Each analyzed file is saved under the chosen directory with a slugged name (e.g. `src__main.teaching.md` or `src__main.refactor.md`). If a file already exists, the CLI appends a numeric suffix to avoid overwriting previous runs.

The generated brief is markdown that mirrors the source material:

- Overview paragraphs for quick orientation
- Section-by-section bullets capturing the narrative
- Key concepts, workflows, pitfalls, and references learners should review
- A `dspy.Refine` wrapper keeps retrying until the report clears a length reward (defaults scale to ~50% of the source word count, with min/max clamps), so the content tends to be substantially longer than a single LM call.
- If a model cannot honour DSPy's structured-output schema, the CLI prints a `Structured output fallback` notice and heuristically parses the textual response so you still get usable bullets.

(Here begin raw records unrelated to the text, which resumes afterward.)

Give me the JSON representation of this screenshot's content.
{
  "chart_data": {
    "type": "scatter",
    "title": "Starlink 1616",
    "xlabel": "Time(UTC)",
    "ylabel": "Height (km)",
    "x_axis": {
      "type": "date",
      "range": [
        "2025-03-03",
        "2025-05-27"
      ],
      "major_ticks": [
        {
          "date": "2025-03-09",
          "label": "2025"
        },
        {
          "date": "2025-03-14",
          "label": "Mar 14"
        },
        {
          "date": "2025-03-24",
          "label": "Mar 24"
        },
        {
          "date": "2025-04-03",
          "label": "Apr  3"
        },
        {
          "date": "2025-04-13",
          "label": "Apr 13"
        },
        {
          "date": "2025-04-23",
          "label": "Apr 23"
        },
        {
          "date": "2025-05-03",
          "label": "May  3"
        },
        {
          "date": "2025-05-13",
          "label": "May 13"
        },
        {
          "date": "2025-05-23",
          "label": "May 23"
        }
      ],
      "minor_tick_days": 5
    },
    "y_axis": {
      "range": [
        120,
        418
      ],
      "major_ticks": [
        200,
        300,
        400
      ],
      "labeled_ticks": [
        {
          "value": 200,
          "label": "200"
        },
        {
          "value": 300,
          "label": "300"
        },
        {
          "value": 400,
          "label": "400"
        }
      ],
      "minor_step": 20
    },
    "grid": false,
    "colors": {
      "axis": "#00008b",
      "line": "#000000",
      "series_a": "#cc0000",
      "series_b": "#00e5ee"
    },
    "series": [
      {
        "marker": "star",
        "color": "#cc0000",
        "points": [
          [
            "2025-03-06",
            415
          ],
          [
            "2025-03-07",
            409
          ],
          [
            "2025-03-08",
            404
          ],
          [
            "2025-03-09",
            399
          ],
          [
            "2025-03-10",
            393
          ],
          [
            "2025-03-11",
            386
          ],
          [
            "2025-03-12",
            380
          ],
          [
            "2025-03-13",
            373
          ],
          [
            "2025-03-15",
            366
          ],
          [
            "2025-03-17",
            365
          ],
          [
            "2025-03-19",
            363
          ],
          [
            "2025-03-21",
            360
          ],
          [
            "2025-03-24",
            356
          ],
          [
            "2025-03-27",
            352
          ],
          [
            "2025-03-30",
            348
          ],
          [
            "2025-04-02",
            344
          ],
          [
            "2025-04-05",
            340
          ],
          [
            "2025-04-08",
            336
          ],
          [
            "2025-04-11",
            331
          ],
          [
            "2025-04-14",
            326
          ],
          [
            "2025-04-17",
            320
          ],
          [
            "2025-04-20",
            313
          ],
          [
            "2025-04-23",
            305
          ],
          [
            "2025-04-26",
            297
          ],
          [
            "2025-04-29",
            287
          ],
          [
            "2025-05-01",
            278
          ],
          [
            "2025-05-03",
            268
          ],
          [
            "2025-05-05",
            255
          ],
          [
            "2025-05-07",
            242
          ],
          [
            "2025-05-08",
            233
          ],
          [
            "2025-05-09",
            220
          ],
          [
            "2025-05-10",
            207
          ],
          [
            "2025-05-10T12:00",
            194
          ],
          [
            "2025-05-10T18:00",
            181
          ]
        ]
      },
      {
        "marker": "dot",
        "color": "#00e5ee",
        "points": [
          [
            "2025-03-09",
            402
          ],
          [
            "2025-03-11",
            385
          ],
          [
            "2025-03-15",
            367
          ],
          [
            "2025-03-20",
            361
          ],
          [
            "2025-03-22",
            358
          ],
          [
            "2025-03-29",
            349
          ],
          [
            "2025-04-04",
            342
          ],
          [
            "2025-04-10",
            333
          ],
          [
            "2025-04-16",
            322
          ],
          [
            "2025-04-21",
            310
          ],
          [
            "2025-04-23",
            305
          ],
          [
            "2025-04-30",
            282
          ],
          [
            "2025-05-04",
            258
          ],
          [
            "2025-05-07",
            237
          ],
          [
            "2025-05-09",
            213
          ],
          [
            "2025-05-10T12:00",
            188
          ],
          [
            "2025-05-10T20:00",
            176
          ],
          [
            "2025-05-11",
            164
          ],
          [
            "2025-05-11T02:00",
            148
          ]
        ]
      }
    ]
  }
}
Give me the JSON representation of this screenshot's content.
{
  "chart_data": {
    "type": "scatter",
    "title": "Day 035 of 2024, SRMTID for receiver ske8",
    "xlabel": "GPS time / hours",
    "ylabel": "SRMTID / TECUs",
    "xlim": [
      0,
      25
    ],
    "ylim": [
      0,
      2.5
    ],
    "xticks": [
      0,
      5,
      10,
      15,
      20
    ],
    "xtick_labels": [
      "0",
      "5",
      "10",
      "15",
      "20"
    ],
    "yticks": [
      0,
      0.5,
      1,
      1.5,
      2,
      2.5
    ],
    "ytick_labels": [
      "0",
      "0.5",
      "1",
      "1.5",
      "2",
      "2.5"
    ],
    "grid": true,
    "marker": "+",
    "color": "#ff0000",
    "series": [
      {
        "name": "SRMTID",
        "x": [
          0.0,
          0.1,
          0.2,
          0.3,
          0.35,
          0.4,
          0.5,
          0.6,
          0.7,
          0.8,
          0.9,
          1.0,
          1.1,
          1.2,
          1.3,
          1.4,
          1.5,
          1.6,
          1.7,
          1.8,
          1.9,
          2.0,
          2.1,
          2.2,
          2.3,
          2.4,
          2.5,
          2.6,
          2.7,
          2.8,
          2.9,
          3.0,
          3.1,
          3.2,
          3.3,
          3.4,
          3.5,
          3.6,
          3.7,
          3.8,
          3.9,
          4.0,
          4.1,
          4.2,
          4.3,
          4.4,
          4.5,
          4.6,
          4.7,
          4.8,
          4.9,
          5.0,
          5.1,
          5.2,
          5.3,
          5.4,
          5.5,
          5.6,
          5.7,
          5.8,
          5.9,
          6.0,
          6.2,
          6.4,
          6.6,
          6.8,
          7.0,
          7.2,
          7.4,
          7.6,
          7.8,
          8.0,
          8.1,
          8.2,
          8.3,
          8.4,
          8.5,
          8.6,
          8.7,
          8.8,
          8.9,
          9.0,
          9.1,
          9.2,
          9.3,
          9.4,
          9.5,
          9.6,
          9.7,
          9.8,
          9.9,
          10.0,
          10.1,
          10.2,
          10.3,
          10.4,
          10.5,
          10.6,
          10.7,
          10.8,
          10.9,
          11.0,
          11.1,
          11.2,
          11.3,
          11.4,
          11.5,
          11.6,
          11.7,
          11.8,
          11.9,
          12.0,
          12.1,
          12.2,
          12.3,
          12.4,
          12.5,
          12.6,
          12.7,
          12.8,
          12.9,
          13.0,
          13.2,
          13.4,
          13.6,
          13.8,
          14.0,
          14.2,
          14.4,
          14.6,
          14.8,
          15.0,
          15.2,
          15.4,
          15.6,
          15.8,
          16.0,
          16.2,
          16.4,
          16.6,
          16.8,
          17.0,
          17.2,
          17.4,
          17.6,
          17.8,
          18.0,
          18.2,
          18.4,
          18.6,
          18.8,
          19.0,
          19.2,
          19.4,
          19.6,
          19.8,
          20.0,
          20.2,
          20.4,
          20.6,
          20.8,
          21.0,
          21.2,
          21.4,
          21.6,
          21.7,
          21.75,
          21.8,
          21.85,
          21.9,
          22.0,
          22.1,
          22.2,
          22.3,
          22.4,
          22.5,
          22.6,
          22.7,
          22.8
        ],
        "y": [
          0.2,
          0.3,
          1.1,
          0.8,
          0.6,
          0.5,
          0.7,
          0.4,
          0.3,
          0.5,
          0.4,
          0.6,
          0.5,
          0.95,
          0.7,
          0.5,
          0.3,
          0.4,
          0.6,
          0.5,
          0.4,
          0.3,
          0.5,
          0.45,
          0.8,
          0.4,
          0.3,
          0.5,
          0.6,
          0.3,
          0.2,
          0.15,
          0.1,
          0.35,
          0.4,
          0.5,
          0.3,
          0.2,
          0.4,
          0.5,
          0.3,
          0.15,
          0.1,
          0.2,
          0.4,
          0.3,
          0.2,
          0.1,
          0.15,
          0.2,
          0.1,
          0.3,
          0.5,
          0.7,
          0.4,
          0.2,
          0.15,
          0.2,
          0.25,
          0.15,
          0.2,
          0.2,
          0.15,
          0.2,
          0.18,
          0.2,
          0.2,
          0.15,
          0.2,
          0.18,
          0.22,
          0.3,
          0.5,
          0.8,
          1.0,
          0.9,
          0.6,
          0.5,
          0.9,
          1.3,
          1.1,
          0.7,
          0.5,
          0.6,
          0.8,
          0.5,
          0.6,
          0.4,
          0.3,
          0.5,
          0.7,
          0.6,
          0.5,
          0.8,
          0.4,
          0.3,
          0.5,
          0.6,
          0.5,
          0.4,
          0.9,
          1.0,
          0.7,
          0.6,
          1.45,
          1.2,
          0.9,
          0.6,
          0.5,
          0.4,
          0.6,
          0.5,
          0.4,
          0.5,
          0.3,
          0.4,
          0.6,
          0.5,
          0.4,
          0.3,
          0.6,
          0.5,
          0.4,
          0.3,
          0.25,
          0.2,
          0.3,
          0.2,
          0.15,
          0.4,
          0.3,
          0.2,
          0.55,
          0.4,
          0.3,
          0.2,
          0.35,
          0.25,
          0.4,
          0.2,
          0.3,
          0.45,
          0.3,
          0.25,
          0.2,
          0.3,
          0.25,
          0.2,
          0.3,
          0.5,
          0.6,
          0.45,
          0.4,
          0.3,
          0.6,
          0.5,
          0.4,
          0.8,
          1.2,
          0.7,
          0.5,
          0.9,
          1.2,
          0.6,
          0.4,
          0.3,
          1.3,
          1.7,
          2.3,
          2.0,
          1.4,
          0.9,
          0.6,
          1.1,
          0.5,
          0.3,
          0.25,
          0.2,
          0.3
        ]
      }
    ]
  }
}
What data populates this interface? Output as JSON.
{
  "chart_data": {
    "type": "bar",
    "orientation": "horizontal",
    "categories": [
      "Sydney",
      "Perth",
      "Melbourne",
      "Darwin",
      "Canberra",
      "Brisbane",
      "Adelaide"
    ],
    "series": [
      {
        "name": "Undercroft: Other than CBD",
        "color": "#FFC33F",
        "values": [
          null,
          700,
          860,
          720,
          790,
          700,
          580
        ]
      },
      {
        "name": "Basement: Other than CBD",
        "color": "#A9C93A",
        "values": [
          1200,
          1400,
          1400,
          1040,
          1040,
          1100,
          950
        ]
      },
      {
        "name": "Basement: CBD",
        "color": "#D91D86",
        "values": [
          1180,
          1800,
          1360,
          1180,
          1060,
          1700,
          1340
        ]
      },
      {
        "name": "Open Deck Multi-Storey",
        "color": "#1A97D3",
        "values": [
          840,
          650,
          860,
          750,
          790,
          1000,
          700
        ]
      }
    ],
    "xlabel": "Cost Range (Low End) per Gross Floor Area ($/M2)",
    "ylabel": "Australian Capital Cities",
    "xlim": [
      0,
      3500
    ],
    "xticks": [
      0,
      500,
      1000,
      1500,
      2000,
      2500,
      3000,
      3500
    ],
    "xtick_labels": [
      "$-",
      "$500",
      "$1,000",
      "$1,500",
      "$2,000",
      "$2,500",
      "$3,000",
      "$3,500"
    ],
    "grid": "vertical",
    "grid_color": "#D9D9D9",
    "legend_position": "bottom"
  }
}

Behind the scenes the CLI:

1. Loads environment variables via `python-dotenv`.
2. Configures DSPy with the provider selected via CLI or environment variables (Ollama by default).
3. Resolves all requested files, reads contents, runs the DSPy `FileTeachingAnalyzer` module, and prints a human-friendly report for each.
4. Persists each report to the configured output directory so results are easy to revisit.
5. Stops the Ollama model when appropriate so local resources are returned to the pool.

### Extending

- Adjust the `TeachingReport` signature or add new chains in `dspy_file/file_analyzer.py` to capture additional teaching metadata.
- Customize the render logic in `dspy_file.file_helpers.render_prediction` if you want richer CLI output or structured JSON.
- Tune `TeachingConfig` inside `file_analyzer.py` to raise `max_tokens`, adjust the `Refine` word-count reward, or add extra LM kwargs.
- Add more signatures and module stages to capture additional metadata (e.g., security checks) and wire them into `FileAnalyzer`.

---

## Releasing

Maintainer release steps live in [docs/RELEASING.md](docs/RELEASING.md).

## Troubleshooting

- If the program cannot connect to Ollama, verify that the server is running on `http://localhost:11434` and the requested model has been pulled.
- When you see `ollama command not found`, ensure the `ollama` binary is on your `PATH`.
- For encoding errors, the helper already falls back to `latin-1`, but you can add more fallbacks in `file_helpers.read_file_content` if needed.